Tu Cruz, Señor, me recuerda mi identidad y mi dignidad. Tu madero da sentido a mí caminar. La Cruz, que soportó tus brazos abiertos, me enseña a amar a los demás y me recuerda mi destino eterno. Señor, nuestro destino es común: el cielo, la vida eterna.
Quiero, como otro, pedirte: “Hazme una cruz sencilla/ carpintero.../ sin añadidos, ni ornamentos.../ que se vean desnudos los maderos/ desnudos y decididamente rectos/ los brazos en abrazo hacia la tierra/ el astil disparándose a los cielos/ Que no haya un solo adorno/ que distraiga este gesto/ este equilibrio humano/ de los dos mandamientos.../ sencilla, sencilla.../ hazme una cruz sencilla, carpintero” (“Una Cruz sencilla” – León Felipe).
Veo en la Cruz un símbolo radical. La verdadera cátedra, desde la que Cristo predica la gran lección de su vida, pasión y muerte. Veo el resumen de toda teología que me habla de Dios, del misterio de la salvación de Cristo y de la vida cristiana. La cruz es todo un discurso que me presenta a un Dios trascendente, pero cercano; un Dios que ha querido vencer el mal con su propio dolor; un Cristo que es Juez y Señor, pero a la vez es siervo que ha querido llegar a la total entrega de si mismo, como imagen plástica del amor y de la condescendencia de Dios.
Lope de Vega, al verte en una imagen, meditó en tu sufrimiento y se preguntó “¿Quién es aquel Caballero/ herido por tantas partes/ que está de expirar tan cerca/ y no le socorre nadie?/ “Jesús Nazareno”, dice/ aquel rótulo notable/ ¡Ay Dios, que tan dulce nombre no promete muerte infame!/ Después del nombre y la patria/ Rey dice más adelante/ pues si es rey/ ¿cuándo de espinas han usado coronarse?” (“A Cristo en la Cruz”, verso 1).

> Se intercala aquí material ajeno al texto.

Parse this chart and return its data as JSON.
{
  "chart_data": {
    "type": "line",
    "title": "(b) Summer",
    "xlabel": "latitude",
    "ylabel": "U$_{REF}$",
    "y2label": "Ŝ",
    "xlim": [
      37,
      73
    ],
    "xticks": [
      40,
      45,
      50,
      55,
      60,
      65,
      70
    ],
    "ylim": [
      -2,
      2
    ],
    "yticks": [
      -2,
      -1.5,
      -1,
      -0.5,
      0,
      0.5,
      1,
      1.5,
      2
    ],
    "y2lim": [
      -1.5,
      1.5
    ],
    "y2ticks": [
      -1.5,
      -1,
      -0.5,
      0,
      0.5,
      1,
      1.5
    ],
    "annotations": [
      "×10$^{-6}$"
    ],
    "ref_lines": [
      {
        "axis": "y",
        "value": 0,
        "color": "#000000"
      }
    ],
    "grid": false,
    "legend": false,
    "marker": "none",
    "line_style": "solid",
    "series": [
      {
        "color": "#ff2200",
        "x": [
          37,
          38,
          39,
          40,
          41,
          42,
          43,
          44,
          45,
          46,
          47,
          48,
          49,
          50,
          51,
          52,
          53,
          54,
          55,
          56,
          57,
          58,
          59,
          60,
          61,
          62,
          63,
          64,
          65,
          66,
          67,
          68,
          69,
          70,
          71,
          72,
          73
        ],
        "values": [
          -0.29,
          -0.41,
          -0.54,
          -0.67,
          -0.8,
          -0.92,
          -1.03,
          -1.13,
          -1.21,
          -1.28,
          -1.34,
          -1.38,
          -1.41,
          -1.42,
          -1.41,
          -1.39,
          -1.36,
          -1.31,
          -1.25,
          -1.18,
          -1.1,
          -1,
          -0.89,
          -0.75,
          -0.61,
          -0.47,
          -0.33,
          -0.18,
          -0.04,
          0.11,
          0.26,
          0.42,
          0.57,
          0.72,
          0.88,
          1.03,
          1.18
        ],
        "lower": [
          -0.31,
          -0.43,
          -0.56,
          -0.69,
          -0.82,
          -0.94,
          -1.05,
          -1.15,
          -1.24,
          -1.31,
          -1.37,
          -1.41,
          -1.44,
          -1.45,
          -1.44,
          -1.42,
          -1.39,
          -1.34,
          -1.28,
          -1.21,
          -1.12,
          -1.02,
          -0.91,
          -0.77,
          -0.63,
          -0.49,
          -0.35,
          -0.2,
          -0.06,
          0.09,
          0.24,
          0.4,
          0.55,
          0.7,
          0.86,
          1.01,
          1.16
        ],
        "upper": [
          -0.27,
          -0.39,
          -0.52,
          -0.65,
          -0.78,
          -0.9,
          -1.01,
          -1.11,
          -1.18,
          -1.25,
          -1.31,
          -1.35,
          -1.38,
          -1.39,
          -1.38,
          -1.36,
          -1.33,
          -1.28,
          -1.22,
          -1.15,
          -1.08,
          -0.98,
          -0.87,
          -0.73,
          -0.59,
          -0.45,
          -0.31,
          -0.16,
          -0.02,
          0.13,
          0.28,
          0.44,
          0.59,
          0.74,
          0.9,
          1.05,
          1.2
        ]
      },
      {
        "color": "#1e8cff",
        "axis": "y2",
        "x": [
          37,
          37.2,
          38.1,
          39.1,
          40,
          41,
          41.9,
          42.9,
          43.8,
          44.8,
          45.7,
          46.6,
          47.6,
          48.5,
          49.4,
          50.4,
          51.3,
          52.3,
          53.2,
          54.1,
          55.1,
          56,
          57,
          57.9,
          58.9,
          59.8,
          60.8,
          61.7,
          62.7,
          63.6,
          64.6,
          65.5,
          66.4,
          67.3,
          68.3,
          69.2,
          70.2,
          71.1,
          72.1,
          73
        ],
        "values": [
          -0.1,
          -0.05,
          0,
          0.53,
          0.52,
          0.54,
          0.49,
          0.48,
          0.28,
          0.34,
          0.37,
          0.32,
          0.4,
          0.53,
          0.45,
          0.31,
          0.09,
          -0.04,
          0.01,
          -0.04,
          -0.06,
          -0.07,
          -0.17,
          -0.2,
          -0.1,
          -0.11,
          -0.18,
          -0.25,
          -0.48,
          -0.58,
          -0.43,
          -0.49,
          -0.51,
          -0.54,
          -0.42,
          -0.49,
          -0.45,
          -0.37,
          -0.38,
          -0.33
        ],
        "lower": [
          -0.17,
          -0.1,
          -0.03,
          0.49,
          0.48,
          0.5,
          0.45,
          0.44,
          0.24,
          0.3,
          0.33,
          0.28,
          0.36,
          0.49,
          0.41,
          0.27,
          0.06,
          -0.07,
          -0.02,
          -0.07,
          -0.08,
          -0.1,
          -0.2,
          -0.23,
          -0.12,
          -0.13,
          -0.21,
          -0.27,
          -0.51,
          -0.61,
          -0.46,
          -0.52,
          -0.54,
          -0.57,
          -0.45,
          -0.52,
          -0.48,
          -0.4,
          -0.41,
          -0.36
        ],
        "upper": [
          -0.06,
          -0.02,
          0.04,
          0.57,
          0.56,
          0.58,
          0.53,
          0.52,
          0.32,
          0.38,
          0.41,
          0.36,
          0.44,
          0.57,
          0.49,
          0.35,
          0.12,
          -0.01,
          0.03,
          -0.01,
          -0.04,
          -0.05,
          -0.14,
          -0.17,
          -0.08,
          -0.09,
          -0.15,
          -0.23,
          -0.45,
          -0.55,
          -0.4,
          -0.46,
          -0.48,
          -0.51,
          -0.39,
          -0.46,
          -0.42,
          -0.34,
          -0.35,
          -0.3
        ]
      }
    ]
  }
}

La cruz es el signo de la fe que ilumina nuestra vida, nos da esperanza, nos enseña el camino, nos asegura la victoria de Cristo, a través de la renuncia a sí mismo, y nos compromete a seguir el mismo estilo de vida para llegar a la nueva experiencia del resucitado.
Cerraré mis ojos para verte y diré “¿Cómo era aquel rostro?/ Mira bien/ componlo tú/ ¿A quién se parece?/ ¿A quién te recuerda?/ La Luz entra/ por los cabellos manchados de sangre/ y te ofrecen un espejo/ ¡Mira bien!... ¿No ves cómo llora?/ ¿No eres tú?... ¿No eres tú mismo?/ ¡Es el hombre!/ El hombre hecho Dios/ ¡Qué consuelo!/ No me entendéis.../ ¿Por qué estoy alegre?/ No sé.../ tal vez porque me gusta más así/ el hombre hecho Dios/ que el Dios hecho hombre” (“El Cristo de Velásquez” – León Felipe).